Il concetto chiave è: GenAI divide. Gli autori identificano un profondo divario strutturale tra l’adozione spontanea e individuale degli strumenti AI — spesso come Shadow AI informale, fuori da qualsiasi controllo aziendale — e la loro reale integrazione strategica nei processi. Colmare questo divario non richiede nuovi tool, ma nuove competenze manageriali.

Il volume ripercorre l’intera traiettoria che porta dai sistemi informativi tradizionali alla Generative AI, dimostrando come l’AI non sia una rottura isolata ma la fase più avanzata e accelerata di un processo di digitalizzazione avviato decenni fa. Trattarla come un “magic bullet” — una soluzione universale e automatica — significa condannare l’organizzazione a investimenti fallimentari.

I temi principali:

  • Dove nasce il valore: i benefici più stabili si trovano nei processi strutturati e nel back-office; le applicazioni front-office richiedono un’infrastruttura operativa solida per non rivelarsi operazioni di facciata.
  • Governance e AI Act: con il consolidamento del quadro regolatorio europeo, governare l’AI è una responsabilità manageriale — non un adempimento burocratico — che ridefinisce i confini tra decisione umana e azione automatizzata.
  • Sistemi agentici: lo sguardo si spinge oltre la Generative AI verso sistemi capaci di operare con autonomia crescente, con implicazioni inedite per coordinamento e controllo organizzativo.

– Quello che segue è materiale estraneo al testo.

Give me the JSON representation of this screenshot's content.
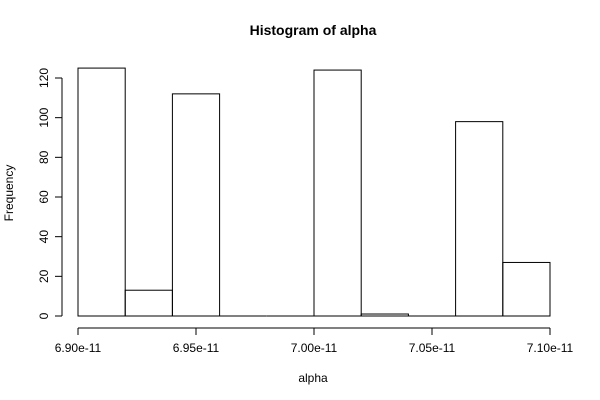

«L’AI non determina il futuro delle organizzazioni: lo fanno le scelte che le organizzazioni compiono su come utilizzarla. La tecnologia non sostituisce il management — ne amplifica le scelte, aumentandone la complessità e la responsabilità.» — Lapo Mola e Damiano Bazzoni

Il saggio si rivolge a studenti universitari, manager e professionisti che cercano non slogan né manuali di prompting, ma strumenti concettuali rigorosi per governare il cambiamento in atto.

Il volume è pubblicato in formato cartaceo, distribuito nei canali commerciali ed è contemporaneamente disponibile in modalità Open Access, liberamente scaricabile dalla piattaforma FrancoAngeli Open Access.

SCHEDA INFORMATIVA DEL LIBRO

  • Titolo: Intelligenza Artificiale e Management. Strategia, processi e governance nelle organizzazioni
  • Autori: Lapo Mola, Damiano Bazzoni
  • Editore: FrancoAngeli
  • Collana: Gestione e Organizzazione Aziendale
  • Anno di pubblicazione: 2026
  • ISBN edizione cartacea: 9788835188438
  • ISBN e-book Open Access: 9788835193371
  • DOI: 10.3280/oa-1628

L’Indice del Volume:

  • Prefazione (di Cecilia Rossignoli)
  • Introduzione
  • Premessa. Come siamo arrivati all’intelligenza artificiale
  • Parte I. Dalla digital transformation all’intelligenza artificiale
  • Parte II. L’AI prima dell’AI: sistemi intelligenti e automazione
  • Parte III. L’AI generativa come discontinuità
  • Parte IV. AI, strategia e processi: dove nasce (e dove no) il valore
  • Parte V. Persone, cambiamento e governance
  • Conclusioni

GLI AUTORI

Lapo Mola è Professore Associato di Organizzazione Aziendale e Sistemi Informativi presso il Dipartimento di Management dell’Università degli Studi di Verona e la SKEMA Business School (Francia). La sua attività di ricerca si concentra sulla trasformazione digitale, sui processi decisionali e sull’impatto delle tecnologie ICT sulle organizzazioni aziendali. Ha coordinato numerosi progetti di ricerca applicata nazionali e internazionali.

Damiano Bazzoni è consulente e docente in innovazione digitale, con una consolidata esperienza sul campo in multinazionali tech e progetti di ristrutturazione organizzativa. È Professore a contratto presso i Dipartimenti di Management e Informatica dell’Università degli Studi di Verona, dove insegna Intelligenza Artificiale per il Management e Digital Transformation. È inoltre founder e coordinatore di diverse iniziative innovative nel settore turistico.